Affaire des clous de Bandar es Salam : Les coupables seraient éligibles à la peine de mort


Par , le dans l'actualité comorienne
Affaire des clous de Bandar es Salam :  Les coupables seraient éligibles à la peine de mort Réunis en conférence de presse conjointe, Ridja et Radhi ont ténu à dénoncer vivement ce qu’ils qualifient d’apologie au terrorisme et à la banalisation de l’acte perpétré à l’aéroport de Mwali lundi 19 février dernier. Pour le secrétaire général du parti Ridja, “ceux qui se réjouissent ou qui trouvent des justifications à cette tentative d’attentat sont assimilables aux auteurs”. Rappelons que certaines personnes sont actuellement dans les mains des forces de l’ordre et l’enquête se poursuit.

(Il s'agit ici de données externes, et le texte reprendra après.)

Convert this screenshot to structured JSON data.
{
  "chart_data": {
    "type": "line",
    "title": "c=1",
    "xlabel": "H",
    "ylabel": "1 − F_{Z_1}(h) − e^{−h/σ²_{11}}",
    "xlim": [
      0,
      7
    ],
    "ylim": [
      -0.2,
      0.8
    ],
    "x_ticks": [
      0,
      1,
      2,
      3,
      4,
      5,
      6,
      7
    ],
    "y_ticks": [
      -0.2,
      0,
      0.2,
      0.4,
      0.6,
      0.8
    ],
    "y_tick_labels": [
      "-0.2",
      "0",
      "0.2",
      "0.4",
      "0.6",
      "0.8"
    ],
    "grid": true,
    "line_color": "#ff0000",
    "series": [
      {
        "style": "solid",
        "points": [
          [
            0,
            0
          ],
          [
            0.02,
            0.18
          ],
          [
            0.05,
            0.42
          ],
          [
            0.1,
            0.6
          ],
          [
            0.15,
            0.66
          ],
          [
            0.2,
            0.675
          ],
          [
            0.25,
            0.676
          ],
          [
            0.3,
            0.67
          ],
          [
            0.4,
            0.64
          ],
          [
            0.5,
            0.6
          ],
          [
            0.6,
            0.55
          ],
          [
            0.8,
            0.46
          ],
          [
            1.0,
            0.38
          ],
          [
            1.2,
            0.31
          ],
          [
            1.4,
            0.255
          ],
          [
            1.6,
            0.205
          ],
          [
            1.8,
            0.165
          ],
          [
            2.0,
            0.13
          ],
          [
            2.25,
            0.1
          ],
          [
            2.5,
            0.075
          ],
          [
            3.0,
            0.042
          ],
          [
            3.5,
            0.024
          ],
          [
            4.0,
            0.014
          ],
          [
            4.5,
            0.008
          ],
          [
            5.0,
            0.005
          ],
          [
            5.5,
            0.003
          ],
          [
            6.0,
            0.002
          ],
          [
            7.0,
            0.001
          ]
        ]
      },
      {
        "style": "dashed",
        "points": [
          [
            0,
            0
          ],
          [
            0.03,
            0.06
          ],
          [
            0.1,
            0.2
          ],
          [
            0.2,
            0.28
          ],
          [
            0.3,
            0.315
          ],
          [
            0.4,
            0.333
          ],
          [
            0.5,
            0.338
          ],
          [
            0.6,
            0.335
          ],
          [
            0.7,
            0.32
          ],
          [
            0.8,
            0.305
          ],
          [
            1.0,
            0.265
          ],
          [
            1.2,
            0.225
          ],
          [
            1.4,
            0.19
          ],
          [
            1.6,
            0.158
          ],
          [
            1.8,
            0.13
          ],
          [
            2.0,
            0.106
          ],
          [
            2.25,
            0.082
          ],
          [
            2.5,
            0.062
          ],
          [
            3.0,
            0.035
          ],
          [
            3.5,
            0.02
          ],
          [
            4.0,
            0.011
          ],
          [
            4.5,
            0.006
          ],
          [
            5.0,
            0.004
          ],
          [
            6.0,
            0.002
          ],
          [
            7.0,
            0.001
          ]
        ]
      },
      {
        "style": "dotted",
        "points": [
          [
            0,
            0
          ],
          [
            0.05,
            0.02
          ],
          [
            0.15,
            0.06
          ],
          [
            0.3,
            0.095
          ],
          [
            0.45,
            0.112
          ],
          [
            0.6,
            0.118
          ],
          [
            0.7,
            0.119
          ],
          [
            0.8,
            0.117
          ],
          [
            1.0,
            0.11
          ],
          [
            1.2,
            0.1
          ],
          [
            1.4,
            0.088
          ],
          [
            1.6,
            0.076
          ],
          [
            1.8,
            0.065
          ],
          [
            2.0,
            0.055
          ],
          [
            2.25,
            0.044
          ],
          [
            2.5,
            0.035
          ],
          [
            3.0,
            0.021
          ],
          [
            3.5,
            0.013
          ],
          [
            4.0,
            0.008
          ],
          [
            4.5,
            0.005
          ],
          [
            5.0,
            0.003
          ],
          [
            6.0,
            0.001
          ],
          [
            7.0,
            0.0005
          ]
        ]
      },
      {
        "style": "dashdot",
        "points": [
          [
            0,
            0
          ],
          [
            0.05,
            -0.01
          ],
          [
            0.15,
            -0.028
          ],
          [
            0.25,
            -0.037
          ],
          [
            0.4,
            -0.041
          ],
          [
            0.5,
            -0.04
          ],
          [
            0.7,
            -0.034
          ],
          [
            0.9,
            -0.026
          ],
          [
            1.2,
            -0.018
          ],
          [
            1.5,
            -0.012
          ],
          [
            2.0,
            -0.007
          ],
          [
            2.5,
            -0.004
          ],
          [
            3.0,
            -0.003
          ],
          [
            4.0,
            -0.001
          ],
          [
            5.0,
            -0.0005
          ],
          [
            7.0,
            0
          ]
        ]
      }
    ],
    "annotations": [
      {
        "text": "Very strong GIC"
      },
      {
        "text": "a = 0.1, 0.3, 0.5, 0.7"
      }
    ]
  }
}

Pour les deux leaders, les politiciens ne doivent pas s’auto-accuser à moins d’avoir des éléments de preuve.



Avant-hier samedi, s’est tenue une conférence de presse au restaurant Cœlacanthes dont l’objet consistait à dénoncer les déclarations de certains politiques qui trouveraient des circonstances atténuantes à l’acte de déversement de clous à l’aéroport de Mwali.

Les conférenciers à savoir l’ancien ministre de l’Intérieur, Houmed Msaidié et le secrétaire général du parti Ridja, Ahamada Mohamed Baco, ont tenu à se dissocier du volet judiciaire pour concentrer leur désolation sur ceux qui essaieraient de justifier ce qu’ils qualifient de



tentative d’attentat contre le président de la République et sa délégation. Pour l’ancien ministre, nous sommes là pour nous insurger contre l’apologie du terrorisme parce que certains tentent de justifier cet acte gravissime. C’est une honte que des politiciens responsables expliquent que cette tentative d’attentat est le résultat de la gestion du gouvernement.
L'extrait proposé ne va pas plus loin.